Chuck and Molly got pregnant the summer of 1969. Molly was a strong Catholic, and after I tried as hard as I could to get them to abort the child, they still opted for marriage and family. That took Chuck out of the hippie world, and it was thirty years later that he told me he knew immediately that Molly was his soul mate; that he was destined to marry her regardless of the pregnancy. Anything conceived by the two of them, he said, could never be aborted. Marriage made him an adult in a hurry, but he and Molly will celebrate their 40th anniversary in 2009. They seem happy, with three happy kids.

Bill Clinton once said that nobody likes abortion, and I think that's a fair statement. Pro-choice people aren't pro-abortion; they want women to be able to choose the outcome of their pregnancies; Pro-life people aren't anti-choice; they want pregnant women to choose to allow the fetuses inside them to live.

Planned Parenthood is committed to reducing the number of abortions by providing contraception to help women avoid pregnancy.The Pro-Life Lobby (driven by Conservative Protestants and Practicing Catholics) has concluded that the only acceptable form of birth control is abstinence. A break on this issue could end a coalition that is, historically, tenuous at best. There is nothing in Protestant Theology that prohibits the use of birth control. Abstinence may be the best message in the house of righteous believers, but how realistic is it to a street kid looking for love in all the wrong places? Not very. I want every kid to know where babies come from and how to prevent them from sprouting at the wrong time. If churches don't want sex education for their students in schools, give them out of class time to teach birth control in a more reserved and righteous way.

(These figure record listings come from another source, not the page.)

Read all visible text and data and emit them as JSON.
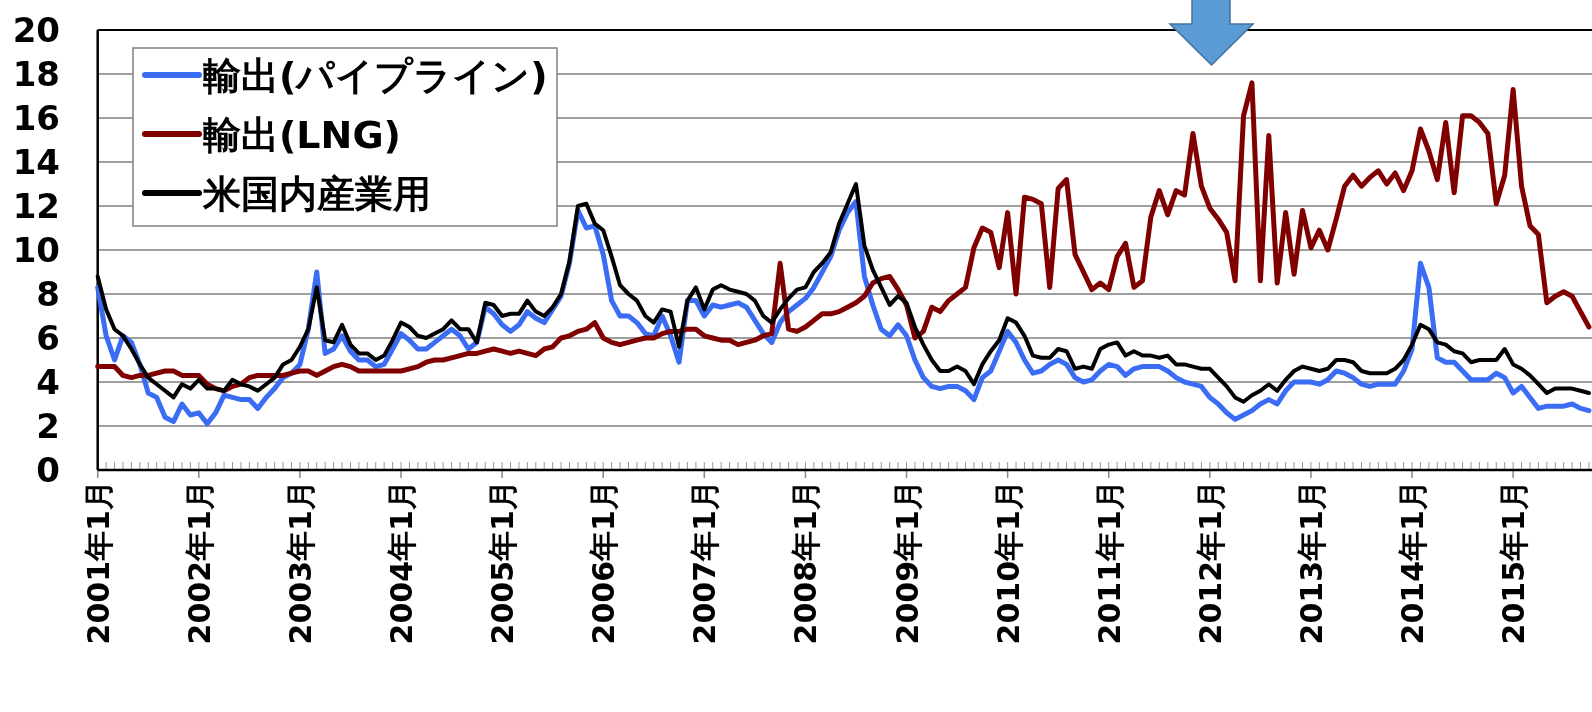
{
  "chart_data": {
    "type": "line",
    "x": [
      "2001-01",
      "2001-02",
      "2001-03",
      "2001-04",
      "2001-05",
      "2001-06",
      "2001-07",
      "2001-08",
      "2001-09",
      "2001-10",
      "2001-11",
      "2001-12",
      "2002-01",
      "2002-02",
      "2002-03",
      "2002-04",
      "2002-05",
      "2002-06",
      "2002-07",
      "2002-08",
      "2002-09",
      "2002-10",
      "2002-11",
      "2002-12",
      "2003-01",
      "2003-02",
      "2003-03",
      "2003-04",
      "2003-05",
      "2003-06",
      "2003-07",
      "2003-08",
      "2003-09",
      "2003-10",
      "2003-11",
      "2003-12",
      "2004-01",
      "2004-02",
      "2004-03",
      "2004-04",
      "2004-05",
      "2004-06",
      "2004-07",
      "2004-08",
      "2004-09",
      "2004-10",
      "2004-11",
      "2004-12",
      "2005-01",
      "2005-02",
      "2005-03",
      "2005-04",
      "2005-05",
      "2005-06",
      "2005-07",
      "2005-08",
      "2005-09",
      "2005-10",
      "2005-11",
      "2005-12",
      "2006-01",
      "2006-02",
      "2006-03",
      "2006-04",
      "2006-05",
      "2006-06",
      "2006-07",
      "2006-08",
      "2006-09",
      "2006-10",
      "2006-11",
      "2006-12",
      "2007-01",
      "2007-02",
      "2007-03",
      "2007-04",
      "2007-05",
      "2007-06",
      "2007-07",
      "2007-08",
      "2007-09",
      "2007-10",
      "2007-11",
      "2007-12",
      "2008-01",
      "2008-02",
      "2008-03",
      "2008-04",
      "2008-05",
      "2008-06",
      "2008-07",
      "2008-08",
      "2008-09",
      "2008-10",
      "2008-11",
      "2008-12",
      "2009-01",
      "2009-02",
      "2009-03",
      "2009-04",
      "2009-05",
      "2009-06",
      "2009-07",
      "2009-08",
      "2009-09",
      "2009-10",
      "2009-11",
      "2009-12",
      "2010-01",
      "2010-02",
      "2010-03",
      "2010-04",
      "2010-05",
      "2010-06",
      "2010-07",
      "2010-08",
      "2010-09",
      "2010-10",
      "2010-11",
      "2010-12",
      "2011-01",
      "2011-02",
      "2011-03",
      "2011-04",
      "2011-05",
      "2011-06",
      "2011-07",
      "2011-08",
      "2011-09",
      "2011-10",
      "2011-11",
      "2011-12",
      "2012-01",
      "2012-02",
      "2012-03",
      "2012-04",
      "2012-05",
      "2012-06",
      "2012-07",
      "2012-08",
      "2012-09",
      "2012-10",
      "2012-11",
      "2012-12",
      "2013-01",
      "2013-02",
      "2013-03",
      "2013-04",
      "2013-05",
      "2013-06",
      "2013-07",
      "2013-08",
      "2013-09",
      "2013-10",
      "2013-11",
      "2013-12",
      "2014-01",
      "2014-02",
      "2014-03",
      "2014-04",
      "2014-05",
      "2014-06",
      "2014-07",
      "2014-08",
      "2014-09",
      "2014-10",
      "2014-11",
      "2014-12",
      "2015-01",
      "2015-02",
      "2015-03",
      "2015-04",
      "2015-05",
      "2015-06",
      "2015-07",
      "2015-08",
      "2015-09",
      "2015-10"
    ],
    "series": [
      {
        "name": "輸出(パイプライン)",
        "color": "#3a6cf4",
        "values": [
          8.3,
          6.1,
          5.0,
          6.1,
          5.8,
          4.8,
          3.5,
          3.3,
          2.4,
          2.2,
          3.0,
          2.5,
          2.6,
          2.1,
          2.6,
          3.4,
          3.3,
          3.2,
          3.2,
          2.8,
          3.3,
          3.7,
          4.2,
          4.4,
          4.8,
          6.4,
          9.0,
          5.3,
          5.5,
          6.1,
          5.4,
          5.0,
          5.0,
          4.7,
          4.8,
          5.5,
          6.2,
          5.9,
          5.5,
          5.5,
          5.8,
          6.1,
          6.4,
          6.1,
          5.5,
          5.8,
          7.4,
          7.1,
          6.6,
          6.3,
          6.6,
          7.2,
          6.9,
          6.7,
          7.3,
          7.9,
          9.4,
          11.8,
          11.0,
          11.1,
          9.8,
          7.7,
          7.0,
          7.0,
          6.7,
          6.2,
          6.1,
          7.0,
          6.1,
          4.9,
          7.7,
          7.7,
          7.0,
          7.5,
          7.4,
          7.5,
          7.6,
          7.4,
          6.8,
          6.2,
          5.8,
          6.7,
          7.2,
          7.5,
          7.8,
          8.3,
          9.0,
          9.7,
          10.9,
          11.7,
          12.2,
          8.8,
          7.5,
          6.4,
          6.1,
          6.6,
          6.1,
          5.0,
          4.2,
          3.8,
          3.7,
          3.8,
          3.8,
          3.6,
          3.2,
          4.2,
          4.5,
          5.4,
          6.3,
          5.8,
          5.0,
          4.4,
          4.5,
          4.8,
          5.0,
          4.8,
          4.2,
          4.0,
          4.1,
          4.5,
          4.8,
          4.7,
          4.3,
          4.6,
          4.7,
          4.7,
          4.7,
          4.5,
          4.2,
          4.0,
          3.9,
          3.8,
          3.3,
          3.0,
          2.6,
          2.3,
          2.5,
          2.7,
          3.0,
          3.2,
          3.0,
          3.6,
          4.0,
          4.0,
          4.0,
          3.9,
          4.1,
          4.5,
          4.4,
          4.2,
          3.9,
          3.8,
          3.9,
          3.9,
          3.9,
          4.5,
          5.5,
          9.4,
          8.3,
          5.1,
          4.9,
          4.9,
          4.5,
          4.1,
          4.1,
          4.1,
          4.4,
          4.2,
          3.5,
          3.8,
          3.3,
          2.8,
          2.9,
          2.9,
          2.9,
          3.0,
          2.8,
          2.7
        ]
      },
      {
        "name": "輸出(LNG)",
        "color": "#800000",
        "values": [
          4.7,
          4.7,
          4.7,
          4.3,
          4.2,
          4.3,
          4.3,
          4.4,
          4.5,
          4.5,
          4.3,
          4.3,
          4.3,
          3.9,
          3.7,
          3.6,
          3.8,
          3.9,
          4.2,
          4.3,
          4.3,
          4.3,
          4.3,
          4.4,
          4.5,
          4.5,
          4.3,
          4.5,
          4.7,
          4.8,
          4.7,
          4.5,
          4.5,
          4.5,
          4.5,
          4.5,
          4.5,
          4.6,
          4.7,
          4.9,
          5.0,
          5.0,
          5.1,
          5.2,
          5.3,
          5.3,
          5.4,
          5.5,
          5.4,
          5.3,
          5.4,
          5.3,
          5.2,
          5.5,
          5.6,
          6.0,
          6.1,
          6.3,
          6.4,
          6.7,
          6.0,
          5.8,
          5.7,
          5.8,
          5.9,
          6.0,
          6.0,
          6.2,
          6.3,
          6.3,
          6.4,
          6.4,
          6.1,
          6.0,
          5.9,
          5.9,
          5.7,
          5.8,
          5.9,
          6.1,
          6.2,
          9.4,
          6.4,
          6.3,
          6.5,
          6.8,
          7.1,
          7.1,
          7.2,
          7.4,
          7.6,
          7.9,
          8.5,
          8.7,
          8.8,
          8.2,
          7.5,
          6.0,
          6.3,
          7.4,
          7.2,
          7.7,
          8.0,
          8.3,
          10.1,
          11.0,
          10.8,
          9.2,
          11.7,
          8.0,
          12.4,
          12.3,
          12.1,
          8.3,
          12.8,
          13.2,
          9.8,
          9.0,
          8.2,
          8.5,
          8.2,
          9.7,
          10.3,
          8.3,
          8.6,
          11.5,
          12.7,
          11.6,
          12.7,
          12.5,
          15.3,
          12.9,
          11.9,
          11.4,
          10.8,
          8.6,
          16.1,
          17.6,
          8.6,
          15.2,
          8.5,
          11.7,
          8.9,
          11.8,
          10.1,
          10.9,
          10.0,
          11.4,
          12.9,
          13.4,
          12.9,
          13.3,
          13.6,
          13.0,
          13.5,
          12.7,
          13.6,
          15.5,
          14.5,
          13.2,
          15.8,
          12.6,
          16.1,
          16.1,
          15.8,
          15.3,
          12.1,
          13.4,
          17.3,
          12.9,
          11.1,
          10.7,
          7.6,
          7.9,
          8.1,
          7.9,
          7.2,
          6.5
        ]
      },
      {
        "name": "米国内産業用",
        "color": "#000000",
        "values": [
          8.8,
          7.3,
          6.4,
          6.1,
          5.5,
          4.8,
          4.2,
          3.9,
          3.6,
          3.3,
          3.9,
          3.7,
          4.1,
          3.7,
          3.7,
          3.6,
          4.1,
          3.9,
          3.8,
          3.6,
          3.9,
          4.2,
          4.8,
          5.0,
          5.6,
          6.4,
          8.3,
          5.9,
          5.8,
          6.6,
          5.7,
          5.3,
          5.3,
          5.0,
          5.2,
          5.9,
          6.7,
          6.5,
          6.1,
          6.0,
          6.2,
          6.4,
          6.8,
          6.4,
          6.4,
          5.8,
          7.6,
          7.5,
          7.0,
          7.1,
          7.1,
          7.7,
          7.2,
          7.0,
          7.4,
          8.0,
          9.5,
          12.0,
          12.1,
          11.2,
          10.9,
          9.7,
          8.4,
          8.0,
          7.7,
          7.0,
          6.7,
          7.3,
          7.2,
          5.6,
          7.7,
          8.3,
          7.3,
          8.2,
          8.4,
          8.2,
          8.1,
          8.0,
          7.7,
          7.0,
          6.7,
          7.3,
          7.8,
          8.2,
          8.3,
          9.0,
          9.4,
          9.9,
          11.2,
          12.1,
          13.0,
          10.2,
          9.1,
          8.3,
          7.5,
          7.9,
          7.6,
          6.5,
          5.7,
          5.0,
          4.5,
          4.5,
          4.7,
          4.5,
          3.9,
          4.8,
          5.4,
          5.9,
          6.9,
          6.7,
          6.1,
          5.2,
          5.1,
          5.1,
          5.5,
          5.4,
          4.6,
          4.7,
          4.6,
          5.5,
          5.7,
          5.8,
          5.2,
          5.4,
          5.2,
          5.2,
          5.1,
          5.2,
          4.8,
          4.8,
          4.7,
          4.6,
          4.6,
          4.2,
          3.8,
          3.3,
          3.1,
          3.4,
          3.6,
          3.9,
          3.6,
          4.1,
          4.5,
          4.7,
          4.6,
          4.5,
          4.6,
          5.0,
          5.0,
          4.9,
          4.5,
          4.4,
          4.4,
          4.4,
          4.6,
          5.0,
          5.7,
          6.6,
          6.4,
          5.8,
          5.7,
          5.4,
          5.3,
          4.9,
          5.0,
          5.0,
          5.0,
          5.5,
          4.8,
          4.6,
          4.3,
          3.9,
          3.5,
          3.7,
          3.7,
          3.7,
          3.6,
          3.5
        ]
      }
    ],
    "xlim": [
      "2001-01",
      "2015-10-12"
    ],
    "xticks": [
      {
        "value": "2001-01",
        "label": "2001年1月"
      },
      {
        "value": "2002-01",
        "label": "2002年1月"
      },
      {
        "value": "2003-01",
        "label": "2003年1月"
      },
      {
        "value": "2004-01",
        "label": "2004年1月"
      },
      {
        "value": "2005-01",
        "label": "2005年1月"
      },
      {
        "value": "2006-01",
        "label": "2006年1月"
      },
      {
        "value": "2007-01",
        "label": "2007年1月"
      },
      {
        "value": "2008-01",
        "label": "2008年1月"
      },
      {
        "value": "2009-01",
        "label": "2009年1月"
      },
      {
        "value": "2010-01",
        "label": "2010年1月"
      },
      {
        "value": "2011-01",
        "label": "2011年1月"
      },
      {
        "value": "2012-01",
        "label": "2012年1月"
      },
      {
        "value": "2013-01",
        "label": "2013年1月"
      },
      {
        "value": "2014-01",
        "label": "2014年1月"
      },
      {
        "value": "2015-01",
        "label": "2015年1月"
      }
    ],
    "ylim": [
      0,
      20
    ],
    "yticks": [
      0,
      2,
      4,
      6,
      8,
      10,
      12,
      14,
      16,
      18,
      20
    ],
    "grid": "y",
    "legend": "top left",
    "line_style": "solid"
  }
}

This is not about propriety, it's about the best way to save the unborn - that is, to keep them unconceived. Christians should bow down before Planned Parenthood in thanksgiving over all the millions of pregnancies they have prevented. Would that we had prevented a hundredth as many.

So if everyone dislikes abortion, and education about contraception and the ready access of birth control are both available to all adults (older than puberty), what more could be done to decrease the number of pregnancies that end in abortion? All candidates who wants an abortion should be presented an accurate representation of available options regarding the future of the child and a truthful explanation of what abortion is, including how it affects a woman's body and emotions.

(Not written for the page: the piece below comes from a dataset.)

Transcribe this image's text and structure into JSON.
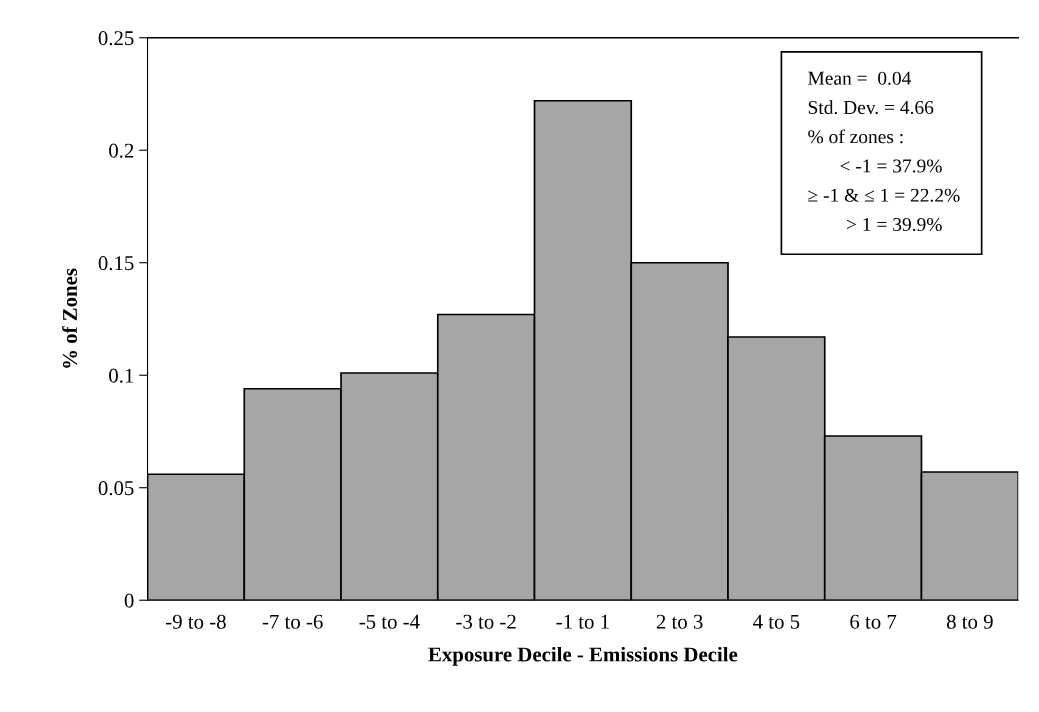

Children under 16 getting abortions should, post-abortion, be exposed to films that explain the stages of a baby's growth in utero and have long acting birth control devices implanted to prevent serial abortions.

The pro-life and pro-choice groups must unite to stop unwanted pregnancies. Positions regarding pro-life and pro-choice need to be clarified, and rhetoric about "baby killers" and "taking away a woman's rights," must be curtailed. Will it be enough for the Religious Right to see the 1.5 million abortions become 500,000, or would it rather see 1.5 million driven back into dim alleys by the revocation of Roe v. Wade?

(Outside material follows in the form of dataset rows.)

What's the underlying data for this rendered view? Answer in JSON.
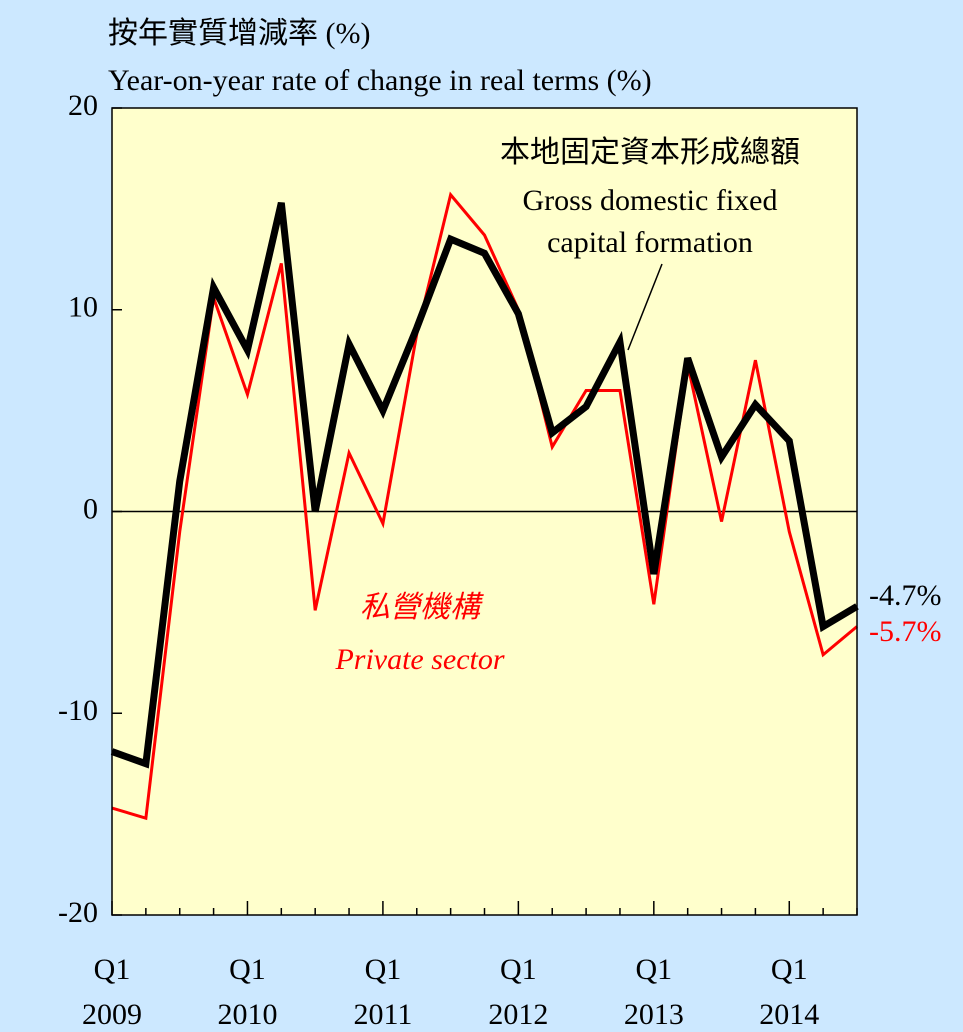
{
  "chart_data": {
    "type": "line",
    "title": "按年實質增減率 (%)",
    "subtitle": "Year-on-year rate of change in real terms (%)",
    "categories": [
      "Q1 2009",
      null,
      null,
      null,
      "Q1 2010",
      null,
      null,
      null,
      "Q1 2011",
      null,
      null,
      null,
      "Q1 2012",
      null,
      null,
      null,
      "Q1 2013",
      null,
      null,
      null,
      "Q1 2014",
      null,
      null
    ],
    "series": [
      {
        "name": "本地固定資本形成總額",
        "name_en": "Gross domestic fixed capital formation",
        "color": "#000000",
        "values": [
          -11.9,
          -12.5,
          1.5,
          11.1,
          8.0,
          15.3,
          0.0,
          8.3,
          5.0,
          9.1,
          13.5,
          12.8,
          9.8,
          3.9,
          5.2,
          8.4,
          -3.1,
          7.6,
          2.7,
          5.3,
          3.5,
          -5.7,
          -4.7
        ],
        "value_labels": [
          null,
          null,
          null,
          null,
          null,
          null,
          null,
          null,
          null,
          null,
          null,
          null,
          null,
          null,
          null,
          null,
          null,
          null,
          null,
          null,
          null,
          null,
          "-4.7%"
        ]
      },
      {
        "name": "私營機構",
        "name_en": "Private sector",
        "color": "#ff0000",
        "values": [
          -14.7,
          -15.2,
          -1.0,
          10.6,
          5.8,
          12.3,
          -4.9,
          2.9,
          -0.6,
          8.8,
          15.7,
          13.7,
          10.0,
          3.2,
          6.0,
          6.0,
          -4.6,
          7.3,
          -0.5,
          7.5,
          -1.0,
          -7.1,
          -5.7
        ],
        "value_labels": [
          null,
          null,
          null,
          null,
          null,
          null,
          null,
          null,
          null,
          null,
          null,
          null,
          null,
          null,
          null,
          null,
          null,
          null,
          null,
          null,
          null,
          null,
          "-5.7%"
        ]
      }
    ],
    "ylim": [
      -20,
      20
    ],
    "yticks": [
      -20,
      -10,
      0,
      10,
      20
    ],
    "background": "#ffffcc"
  }
}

Can the Church reach out harder for those in hopeless pregnancy with places to live, pre-natal care, loving support and post birth assistance for those keeping their children?

I know that this struggle looks a lot like the abolition movement, but laws regarding abolition were impotent for 100 years after they were passed, 150 if you count equality as a black man being nominated for the U.S. Presidency.

I still believe that the Church should be committed to direct involvement in the lives of those it wants to minister to, not to legislation that makes ministry more difficult, then unnecessary. Why do we continue to look to the State, not to God?

It's because we're drunk on America and patriotism and think that citizenship here obligates the Church to be a legislative instrument, not an independent voice for change. Increasingly, that doesn't work for me. And it just doesn't jive with the New Book.